Paul Sharry a central figure in Westmeath’s championship plans
Newly-promoted Lake County hoping to book their place against Dublin by defeating Carlow in Sunday’s Leinster first-round clash
Westmeath’s Paul Sharry is tackled by Derry’s Benny Heron during the Division Two final last month. “It was severely disappointing to lose that day,” says Sharry, “a great chance to bring some silverware back to Westmeath.” Photograph: Inpho
Losing your last league match in Croke Park, and the Division Two title that went with it, might not be ideal preparation for your opening game in the championship, but Paul Sharry reckons it’s just what Westmeath needed to refocus the minds ahead of Sunday’s Leinster football first-round meeting with Carlow.
Indeed it makes perfect sense: Westmeath were already promoted to Division One for 2014 before losing to Derry in that Division Two final, and any short-term pain will quickly be eased by the potentially longer-term gain of beating Carlow – especially with Dublin awaiting the winners on June 1st.
“It was severely disappointing to lose that day,” says Sharry, “a great chance to bring some silverware back to Westmeath. Because there has been a big drought there for a long time now.
“But we had a very positive league campaign, tried to look at the positives, and would much rather lose a league final than the first round of the championship against Carlow. And we have looked at the mistakes we made against Derry, tried to rectify them. And only so many teams get to play in the league finals, with the bonus of an extra game, and a little higher intensity than the rest of the league games. All of that is just what you need before the start of the championship.”
Sharry speaks from experience too: although just 24, and now first-choice centre back, he made his Westmeath debut in the 2009 Leinster semi-final in Croke Park, when Dublin went eight points clear in the first 10 minutes, and ended up winning 4-26 to 0-11. That also came in the middle of back-to-back relegations, or 14 straight league defeats. Yet Sharry, it seems, never lost hope.

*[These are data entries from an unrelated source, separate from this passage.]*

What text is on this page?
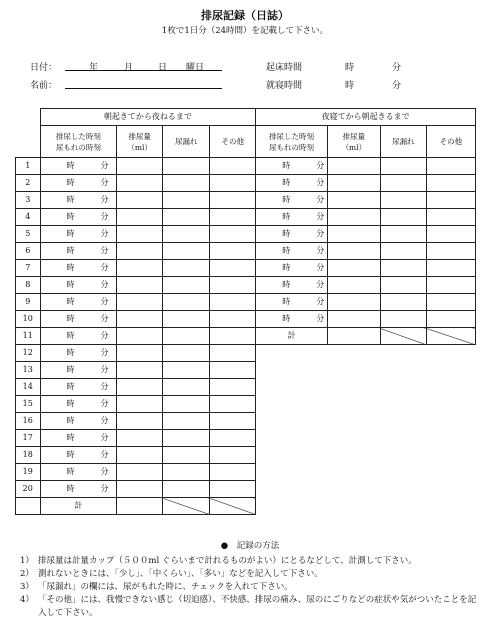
排尿記録（日誌）
1枚で1日分（24時間）を記載して下さい。
日付：	年	月	日 曜日
名前：
起床時間	時	分
就寝時間	時	分
	朝起きてから夜ねるまで				夜寝てから朝起きるまで			
	排尿した時刻
尿もれの時刻	排尿量
（ml）	尿漏れ	その他	排尿した時刻
尿もれの時刻	排尿量
（ml）	尿漏れ	その他
1	時 分				時 分			
2	時 分				時 分			
3	時 分				時 分			
4	時 分				時 分			
5	時 分				時 分			
6	時 分				時 分			
7	時 分				時 分			
8	時 分				時 分			
9	時 分				時 分			
10	時 分				時 分			
11	時 分				計			
12	時 分							
13	時 分							
14	時 分							
15	時 分							
16	時 分							
17	時 分							
18	時 分							
19	時 分							
20	時 分							
	計							
●　記録の方法
1） 排尿量は計量カップ（５００ml ぐらいまで計れるものがよい）にとるなどして、計測して下さい。
2） 測れないときには、「少し」、「中くらい」、「多い」などを記入して下さい。
3） 「尿漏れ」の欄には、尿がもれた時に、チェックを入れて下さい。
4） 「その他」には、我慢できない感じ（切迫感）、不快感、排尿の痛み、尿のにごりなどの症状や気がついたことを記入して下さい。
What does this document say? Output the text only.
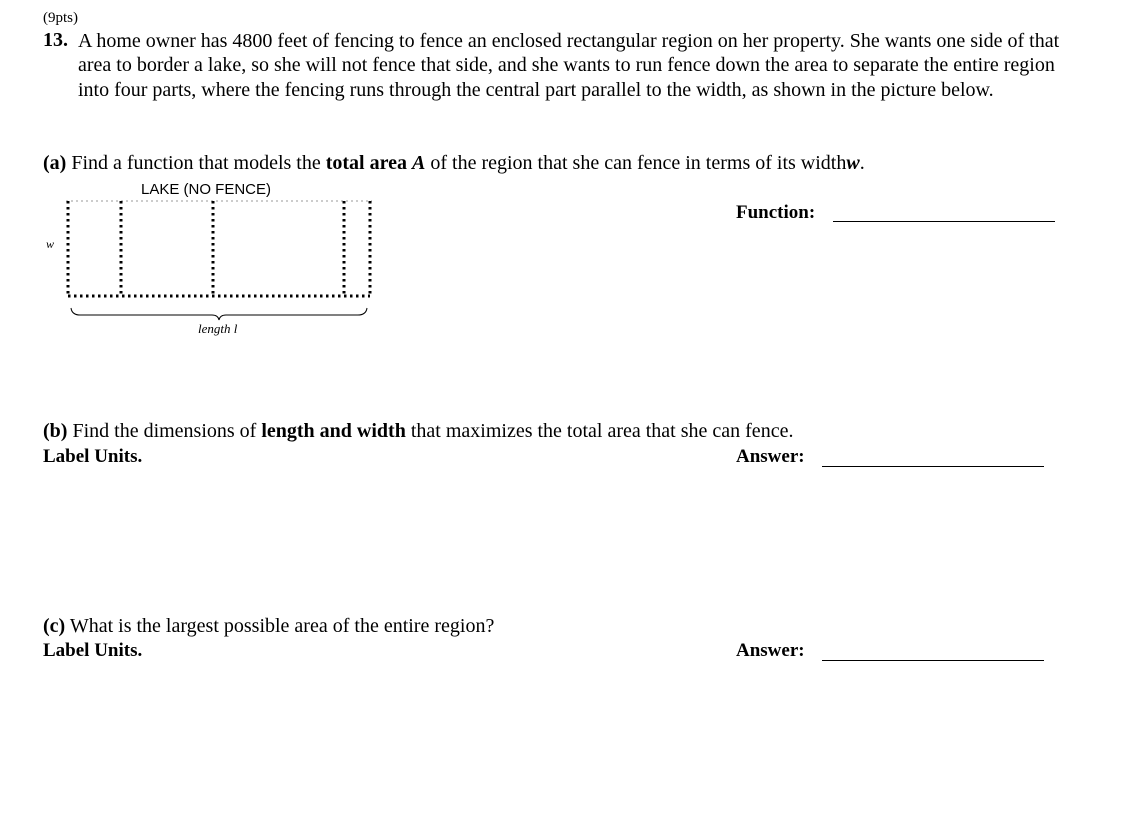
(9pts)
13. A home owner has 4800 feet of fencing to fence an enclosed rectangular region on her property. She wants one side of that area to border a lake, so she will not fence that side, and she wants to run fence down the area to separate the entire region into four parts, where the fencing runs through the central part parallel to the width, as shown in the picture below.
(a) Find a function that models the total area A of the region that she can fence in terms of its widthw.
LAKE (NO FENCE)
w
length l
Function:
(b) Find the dimensions of length and width that maximizes the total area that she can fence.
Label Units.	Answer:
(c) What is the largest possible area of the entire region?
Label Units.	Answer:
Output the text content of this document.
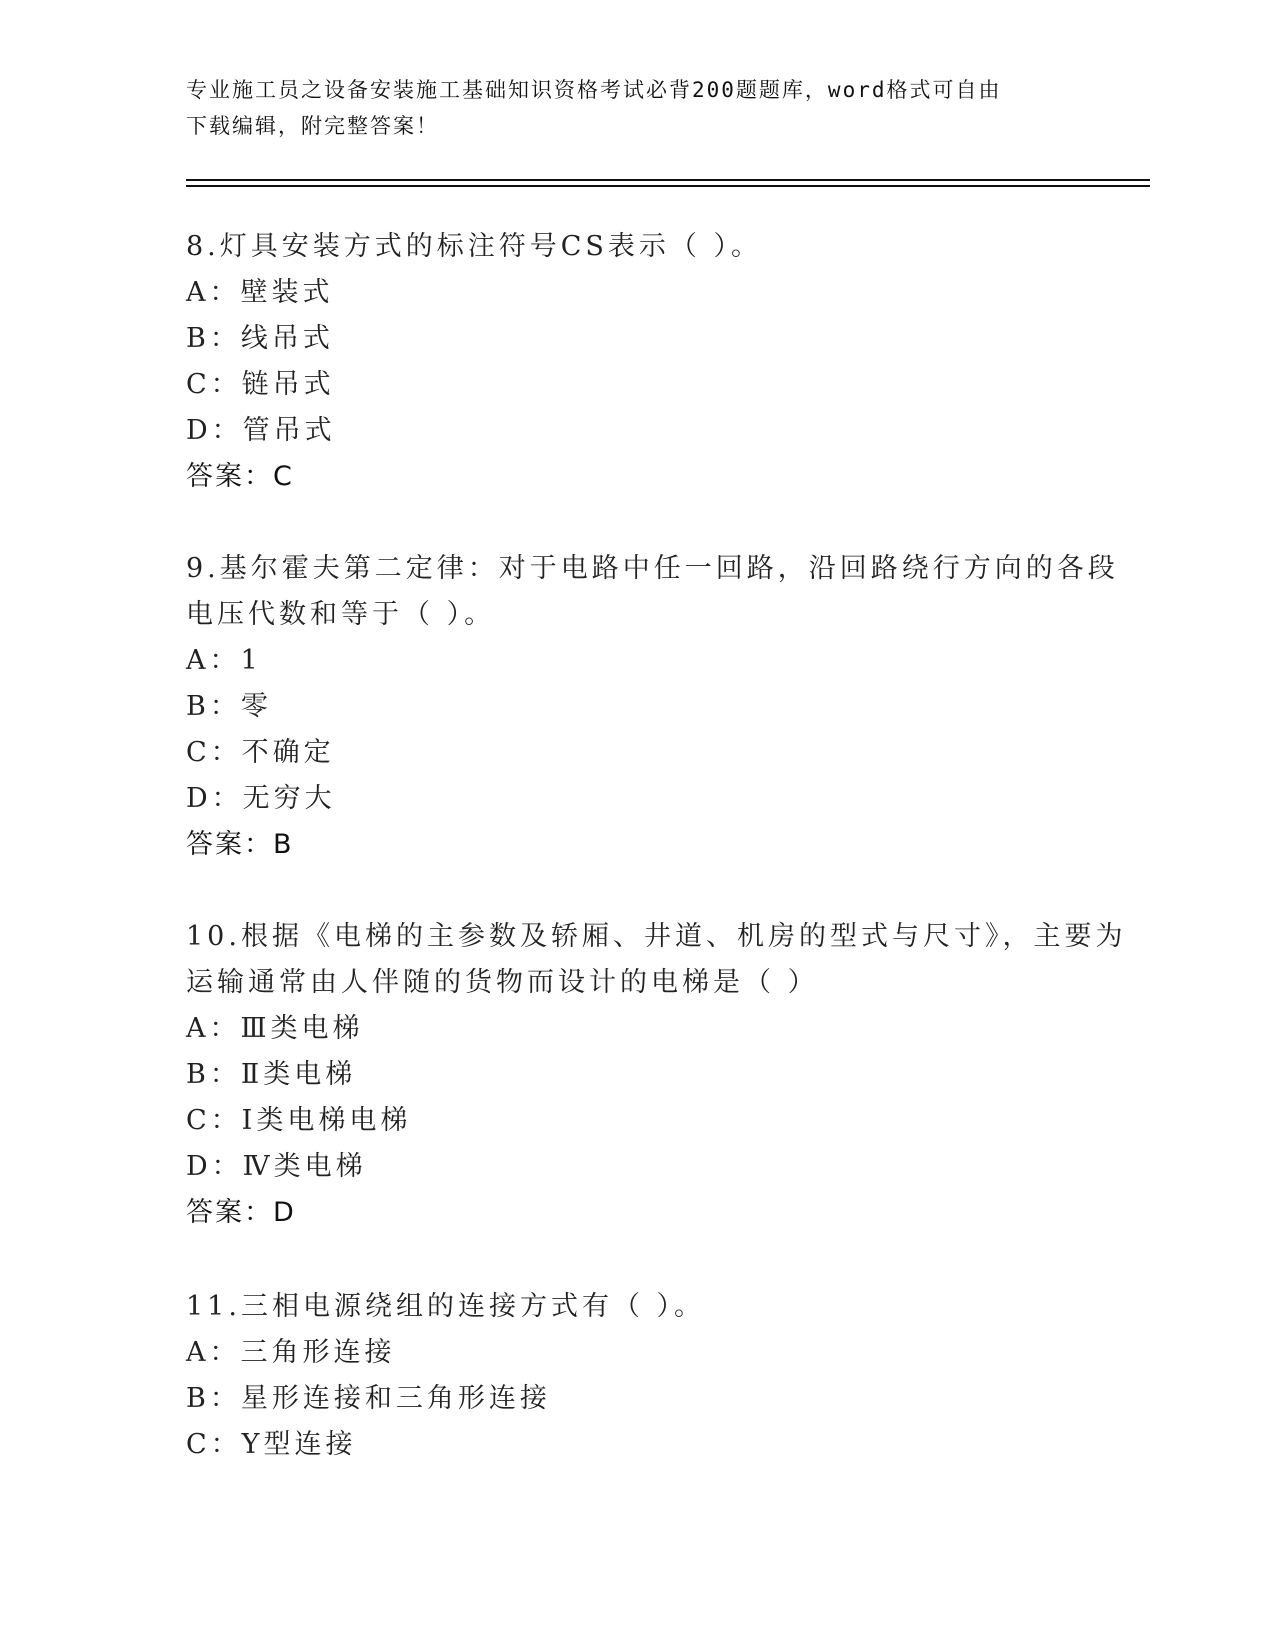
专业施工员之设备安装施工基础知识资格考试必背200题题库，word格式可自由
下载编辑，附完整答案！
8.灯具安装方式的标注符号CS表示（ ）。
A：壁装式
B：线吊式
C：链吊式
D：管吊式
答案：C
9.基尔霍夫第二定律：对于电路中任一回路，沿回路绕行方向的各段
电压代数和等于（ ）。
A：1
B：零
C：不确定
D：无穷大
答案：B
10.根据《电梯的主参数及轿厢、井道、机房的型式与尺寸》，主要为
运输通常由人伴随的货物而设计的电梯是（ ）
A：Ⅲ类电梯
B：Ⅱ类电梯
C：Ⅰ类电梯电梯
D：Ⅳ类电梯
答案：D
11.三相电源绕组的连接方式有（ ）。
A：三角形连接
B：星形连接和三角形连接
C：Y型连接
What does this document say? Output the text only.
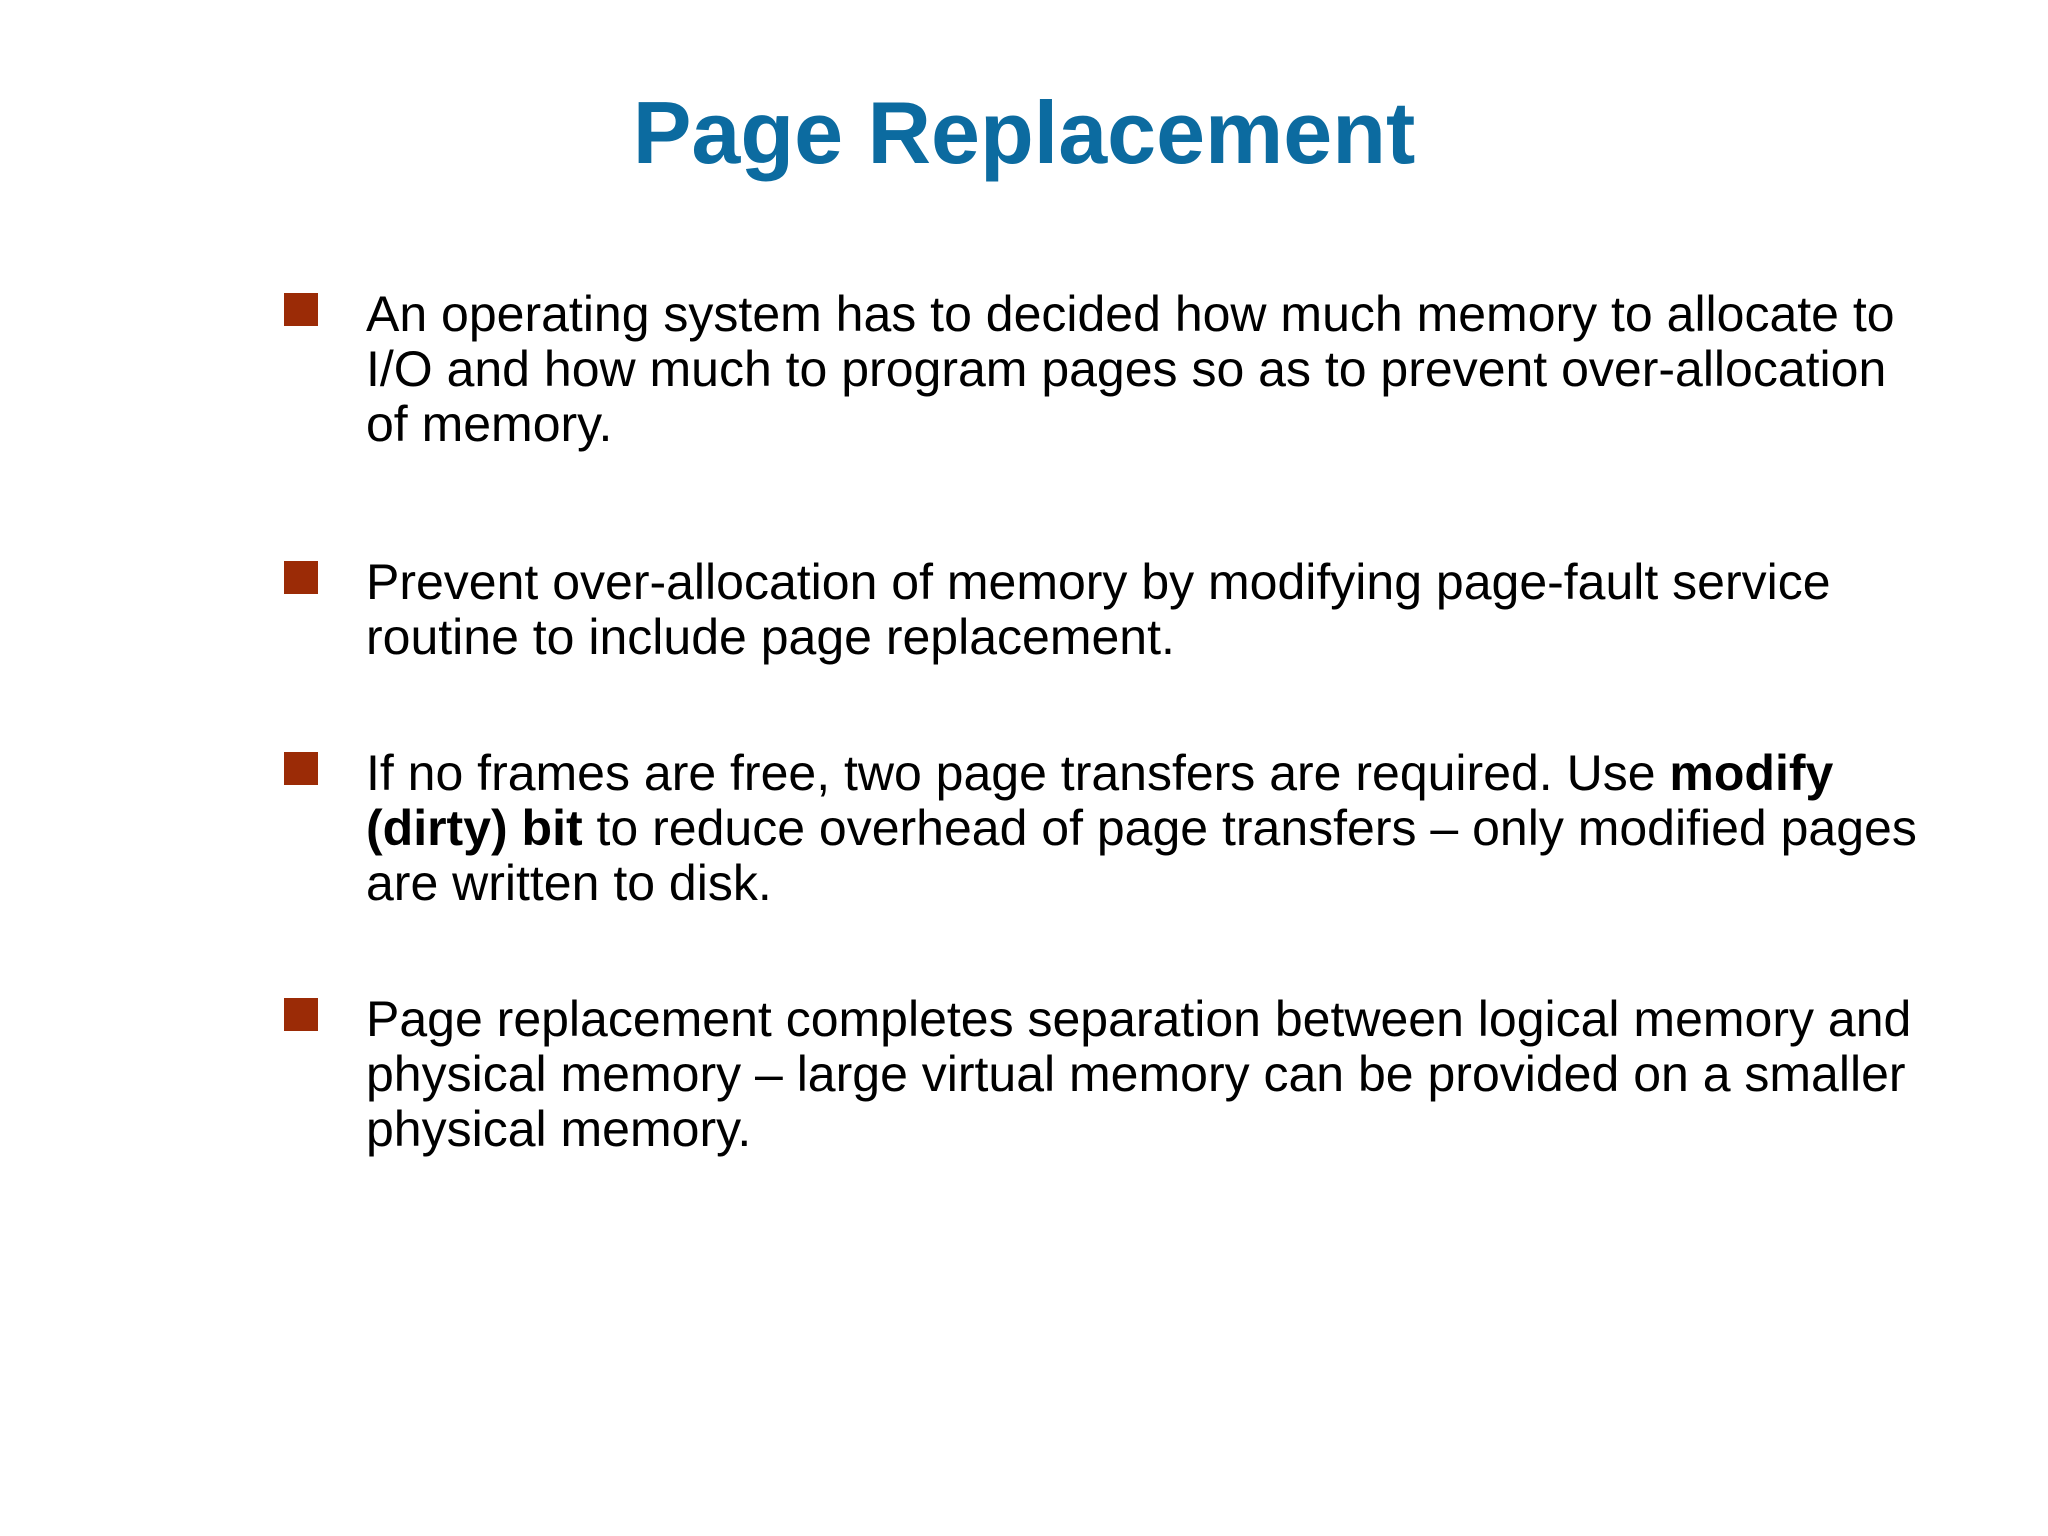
Page Replacement
An operating system has to decided how much memory to allocate to I/O and how much to program pages so as to prevent over-allocation of memory.
Prevent over-allocation of memory by modifying page-fault service routine to include page replacement.
If no frames are free, two page transfers are required. Use modify (dirty) bit to reduce overhead of page transfers – only modified pages are written to disk.
Page replacement completes separation between logical memory and physical memory – large virtual memory can be provided on a smaller physical memory.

“The confidence was very low, seriously low. But thank God the guys that are there are a great bunch of guys, everyone stuck together. The whole team bonded a lot closer and with that bond, the game started to improve. We started to work an awful lot harder.
“My good friend John Heslin also came back from Australia and was a huge boost to the team. He brought a lot of his professional attitude from Australia into our team. We started to place a lot more demands on ourselves in training.
“With that training started to improve and when your training starts to improve, your games are going to start to improve and the wins started coming naturally enough.”
He also credits Pat Flanagan – possibly one of the most underrated managers in the game – and yet at that stage, Sharry might well have turned his attention back to soccer, having developed a promising career with Shamrock Rovers. He started off with Cherry Orchards as an under-18.
“Yeah, I played a lot of soccer up to 2009 with Shamrock Rovers. I started off at under-18, with Cherry Orchard, then went to Shamrock Rovers, played there for three years. Then Tomás Ó Flatharta brought me back to Westmeath. I just felt GAA was a better suit for me because all my friends – the likes of Conor Lynam, John Heslin, lads I grew up playing with – I just felt more at home in the GAA so I stuck with that. At the end of the day, I had to make a choice.”
His parents would drive him up from Mullingar, and he knew that ultimately he would have to choose one game over the other: “If you want to make the most of your career at one sport, you’re better off focussing all your energy on one team because if you are split you’re going go 50-50 on both.
“But I would say soccer gave me a huge headstart in Gaelic football. It has progressed so much, but back when I played with Cherry Orchard, there was a lot more training related to the sport itself, whereas with Gaelic, back in those days, it was nearly laps, laps and more laps. Soccer had moved on to giving you speed and aerobic fitness, but Gaelic has got there now.
“The money never really crossed my mind either. What made the decision for me was the GAA and what it stands for. When I was young, I would never really have been watching Shamrock Rovers on TV, it would have been Westmeath. It was just like a dream that I wanted to follow.”